Pooling data will also help manage the reduction in credible reach and targetable audiences that will happen in 2022 with the loss of the cookie. Collaborating across multiple publishers provides incremental reach to balance that issue. Connecting insights across brands and publishers allows advertisers to target another brand’s first-party data, modeled for their own brand’s offering, across the inventory from a publisher co-op partner. On paper, that sounds much more desirable than the limited identifiable universe that will come into play once Chrome stops supporting third-party cookies.

Unlocking value on advertising’s bleeding edge

Perhaps the greatest benefit of co-ops goes back to their origins serving direct mail marketers. Today, this gives them the ability to aggregate data across channels, helping to bring offline insights  into the online world. This solves a number of issues by:

  • Providing valuable offline consumer behavior data as the amount of online behavioral data shrinks due to the loss of the cookie;
  • Creating a logical extension for offline brands to enter online efforts; and
  • Easily translating to offline marketing insights for omni-channel campaigns.

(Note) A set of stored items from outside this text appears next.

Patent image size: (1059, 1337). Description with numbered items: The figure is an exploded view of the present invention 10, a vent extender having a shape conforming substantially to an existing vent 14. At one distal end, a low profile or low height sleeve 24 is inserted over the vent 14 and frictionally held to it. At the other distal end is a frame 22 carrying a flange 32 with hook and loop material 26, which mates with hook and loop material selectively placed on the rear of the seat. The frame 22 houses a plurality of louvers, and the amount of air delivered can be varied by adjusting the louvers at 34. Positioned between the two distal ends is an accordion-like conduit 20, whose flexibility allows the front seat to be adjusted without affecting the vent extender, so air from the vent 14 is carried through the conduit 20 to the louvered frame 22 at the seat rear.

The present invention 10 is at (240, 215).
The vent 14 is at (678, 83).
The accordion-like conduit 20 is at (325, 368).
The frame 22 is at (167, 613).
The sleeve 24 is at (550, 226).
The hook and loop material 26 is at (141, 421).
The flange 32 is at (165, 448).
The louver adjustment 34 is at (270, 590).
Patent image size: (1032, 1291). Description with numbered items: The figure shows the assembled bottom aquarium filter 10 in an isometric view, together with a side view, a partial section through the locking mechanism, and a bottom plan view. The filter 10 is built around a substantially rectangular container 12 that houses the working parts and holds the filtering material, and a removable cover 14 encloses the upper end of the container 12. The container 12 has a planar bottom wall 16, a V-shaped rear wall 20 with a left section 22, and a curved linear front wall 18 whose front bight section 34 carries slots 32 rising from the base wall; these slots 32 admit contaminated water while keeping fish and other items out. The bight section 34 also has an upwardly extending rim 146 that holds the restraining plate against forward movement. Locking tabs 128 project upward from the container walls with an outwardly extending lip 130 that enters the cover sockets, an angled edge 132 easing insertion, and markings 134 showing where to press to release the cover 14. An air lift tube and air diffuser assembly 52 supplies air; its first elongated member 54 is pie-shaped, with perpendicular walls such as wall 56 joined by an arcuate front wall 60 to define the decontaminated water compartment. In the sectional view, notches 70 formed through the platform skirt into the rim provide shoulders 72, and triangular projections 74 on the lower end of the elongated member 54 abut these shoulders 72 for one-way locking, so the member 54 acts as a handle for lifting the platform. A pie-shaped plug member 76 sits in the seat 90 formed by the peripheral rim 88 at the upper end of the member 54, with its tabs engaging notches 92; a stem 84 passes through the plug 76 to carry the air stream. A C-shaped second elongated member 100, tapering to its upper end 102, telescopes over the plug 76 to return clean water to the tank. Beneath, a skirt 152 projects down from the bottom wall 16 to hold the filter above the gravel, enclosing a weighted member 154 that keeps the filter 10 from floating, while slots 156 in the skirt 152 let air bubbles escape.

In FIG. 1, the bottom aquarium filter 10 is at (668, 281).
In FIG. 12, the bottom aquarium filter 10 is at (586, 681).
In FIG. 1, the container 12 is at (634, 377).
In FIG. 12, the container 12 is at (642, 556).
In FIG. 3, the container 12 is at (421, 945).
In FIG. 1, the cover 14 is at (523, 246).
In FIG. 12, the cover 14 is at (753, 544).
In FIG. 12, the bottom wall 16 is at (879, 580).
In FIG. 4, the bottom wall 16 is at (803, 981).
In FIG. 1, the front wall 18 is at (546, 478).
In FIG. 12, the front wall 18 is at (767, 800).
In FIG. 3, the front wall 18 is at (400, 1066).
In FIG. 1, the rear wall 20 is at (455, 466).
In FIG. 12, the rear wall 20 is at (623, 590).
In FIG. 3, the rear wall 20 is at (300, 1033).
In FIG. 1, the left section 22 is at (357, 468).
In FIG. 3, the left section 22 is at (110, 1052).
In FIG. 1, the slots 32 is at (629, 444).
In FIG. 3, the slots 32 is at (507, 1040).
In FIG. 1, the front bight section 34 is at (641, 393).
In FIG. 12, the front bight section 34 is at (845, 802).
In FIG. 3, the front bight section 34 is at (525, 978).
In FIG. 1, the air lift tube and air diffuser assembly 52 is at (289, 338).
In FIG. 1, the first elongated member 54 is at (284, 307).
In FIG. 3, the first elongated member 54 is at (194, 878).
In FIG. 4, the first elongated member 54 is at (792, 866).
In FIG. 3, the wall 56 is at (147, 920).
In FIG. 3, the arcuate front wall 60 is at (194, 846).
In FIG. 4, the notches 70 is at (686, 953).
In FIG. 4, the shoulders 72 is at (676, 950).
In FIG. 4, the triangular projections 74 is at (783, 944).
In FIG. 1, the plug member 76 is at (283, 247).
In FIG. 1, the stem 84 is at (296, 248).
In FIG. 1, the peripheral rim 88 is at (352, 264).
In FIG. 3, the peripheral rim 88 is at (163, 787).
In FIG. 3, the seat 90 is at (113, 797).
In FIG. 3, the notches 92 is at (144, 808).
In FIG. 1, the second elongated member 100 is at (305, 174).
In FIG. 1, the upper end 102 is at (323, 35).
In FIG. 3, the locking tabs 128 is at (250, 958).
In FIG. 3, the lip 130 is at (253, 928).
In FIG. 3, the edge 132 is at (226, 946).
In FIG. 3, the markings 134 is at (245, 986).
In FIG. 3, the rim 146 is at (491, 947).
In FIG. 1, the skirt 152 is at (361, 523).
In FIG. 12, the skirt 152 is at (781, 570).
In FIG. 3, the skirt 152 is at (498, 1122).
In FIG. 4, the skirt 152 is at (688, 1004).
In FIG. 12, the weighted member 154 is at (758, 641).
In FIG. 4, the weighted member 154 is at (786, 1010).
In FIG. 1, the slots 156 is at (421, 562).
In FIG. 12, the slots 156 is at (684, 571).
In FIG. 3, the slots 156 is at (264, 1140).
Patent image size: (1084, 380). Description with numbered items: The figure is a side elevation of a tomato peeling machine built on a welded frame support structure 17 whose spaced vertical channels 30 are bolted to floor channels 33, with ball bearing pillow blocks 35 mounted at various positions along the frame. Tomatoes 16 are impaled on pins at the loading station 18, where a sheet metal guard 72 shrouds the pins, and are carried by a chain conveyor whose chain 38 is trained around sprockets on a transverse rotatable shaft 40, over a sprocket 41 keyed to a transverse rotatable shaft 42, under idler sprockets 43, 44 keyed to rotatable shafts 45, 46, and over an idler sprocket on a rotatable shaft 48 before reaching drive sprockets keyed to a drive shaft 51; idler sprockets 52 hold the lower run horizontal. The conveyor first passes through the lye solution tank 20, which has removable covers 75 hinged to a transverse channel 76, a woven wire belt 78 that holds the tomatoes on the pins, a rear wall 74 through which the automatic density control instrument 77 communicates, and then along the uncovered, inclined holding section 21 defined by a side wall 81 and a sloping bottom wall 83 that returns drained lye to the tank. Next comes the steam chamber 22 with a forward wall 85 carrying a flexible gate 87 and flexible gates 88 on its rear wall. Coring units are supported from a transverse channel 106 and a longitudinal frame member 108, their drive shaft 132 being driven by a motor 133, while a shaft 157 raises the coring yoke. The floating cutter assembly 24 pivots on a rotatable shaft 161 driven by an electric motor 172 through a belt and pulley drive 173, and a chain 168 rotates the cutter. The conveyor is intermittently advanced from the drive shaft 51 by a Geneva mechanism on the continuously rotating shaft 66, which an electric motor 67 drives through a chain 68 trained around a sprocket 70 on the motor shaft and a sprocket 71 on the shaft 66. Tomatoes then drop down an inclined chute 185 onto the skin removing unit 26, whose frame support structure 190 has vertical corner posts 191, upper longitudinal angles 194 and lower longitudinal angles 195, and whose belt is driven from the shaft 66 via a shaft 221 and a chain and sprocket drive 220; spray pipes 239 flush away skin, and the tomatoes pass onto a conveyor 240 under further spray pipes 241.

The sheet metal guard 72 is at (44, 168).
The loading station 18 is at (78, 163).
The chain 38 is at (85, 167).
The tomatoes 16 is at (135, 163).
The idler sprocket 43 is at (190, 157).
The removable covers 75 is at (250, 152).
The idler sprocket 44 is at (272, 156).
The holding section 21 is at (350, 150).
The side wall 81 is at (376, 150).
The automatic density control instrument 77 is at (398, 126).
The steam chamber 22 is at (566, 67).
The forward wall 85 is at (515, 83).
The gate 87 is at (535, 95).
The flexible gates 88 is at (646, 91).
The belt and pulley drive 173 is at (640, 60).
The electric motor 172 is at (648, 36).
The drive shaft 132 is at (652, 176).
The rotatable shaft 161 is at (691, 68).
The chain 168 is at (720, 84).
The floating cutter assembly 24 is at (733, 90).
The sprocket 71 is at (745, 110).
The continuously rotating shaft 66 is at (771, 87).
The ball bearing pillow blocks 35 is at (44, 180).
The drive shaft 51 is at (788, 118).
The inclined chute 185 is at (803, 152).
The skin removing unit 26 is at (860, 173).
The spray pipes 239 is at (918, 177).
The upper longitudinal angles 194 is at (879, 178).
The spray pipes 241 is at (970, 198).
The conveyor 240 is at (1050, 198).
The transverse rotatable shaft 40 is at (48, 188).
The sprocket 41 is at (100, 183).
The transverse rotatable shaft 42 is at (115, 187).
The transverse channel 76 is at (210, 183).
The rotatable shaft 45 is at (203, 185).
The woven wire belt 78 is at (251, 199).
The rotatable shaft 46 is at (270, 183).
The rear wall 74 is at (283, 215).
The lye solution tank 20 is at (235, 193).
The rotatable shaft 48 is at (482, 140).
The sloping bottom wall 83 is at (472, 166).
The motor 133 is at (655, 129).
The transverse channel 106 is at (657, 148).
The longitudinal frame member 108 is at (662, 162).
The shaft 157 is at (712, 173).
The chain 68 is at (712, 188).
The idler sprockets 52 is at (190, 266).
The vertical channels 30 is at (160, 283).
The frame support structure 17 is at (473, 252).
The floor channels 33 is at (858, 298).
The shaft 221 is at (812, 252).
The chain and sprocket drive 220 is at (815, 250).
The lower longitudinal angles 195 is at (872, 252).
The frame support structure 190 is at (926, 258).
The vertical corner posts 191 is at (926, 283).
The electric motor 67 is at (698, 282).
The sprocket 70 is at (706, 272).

This last point is perhaps the most enticing when facing the future of advertising. First-party data and the collaboration within a co-op are huge assets within other walled gardens like Amazon, retail networks like Target, and of course in TV, where cord-cutting has accelerated due to the pandemic. These are emerging frontiers of advertising, where Google’s decisions are not going to have the same impact. As these become more valuable ways to engage with consumers in the very near future, brands that can use their first-party data, and co-op insights to target within these channels will be primed to seize the opportunity.

It’s critical for brands to grasp the implications of the potential loss of third-party insights, but it’s just as important that they understand why it matters where those insights come from. What’s more, advertisers need to understand where the loss of cookies matters and where it doesn’t.

Co-ops have survived and thrived, and their signals will remain reliable amid cookie deprecation and translate into new frontiers like CTV and retail networks.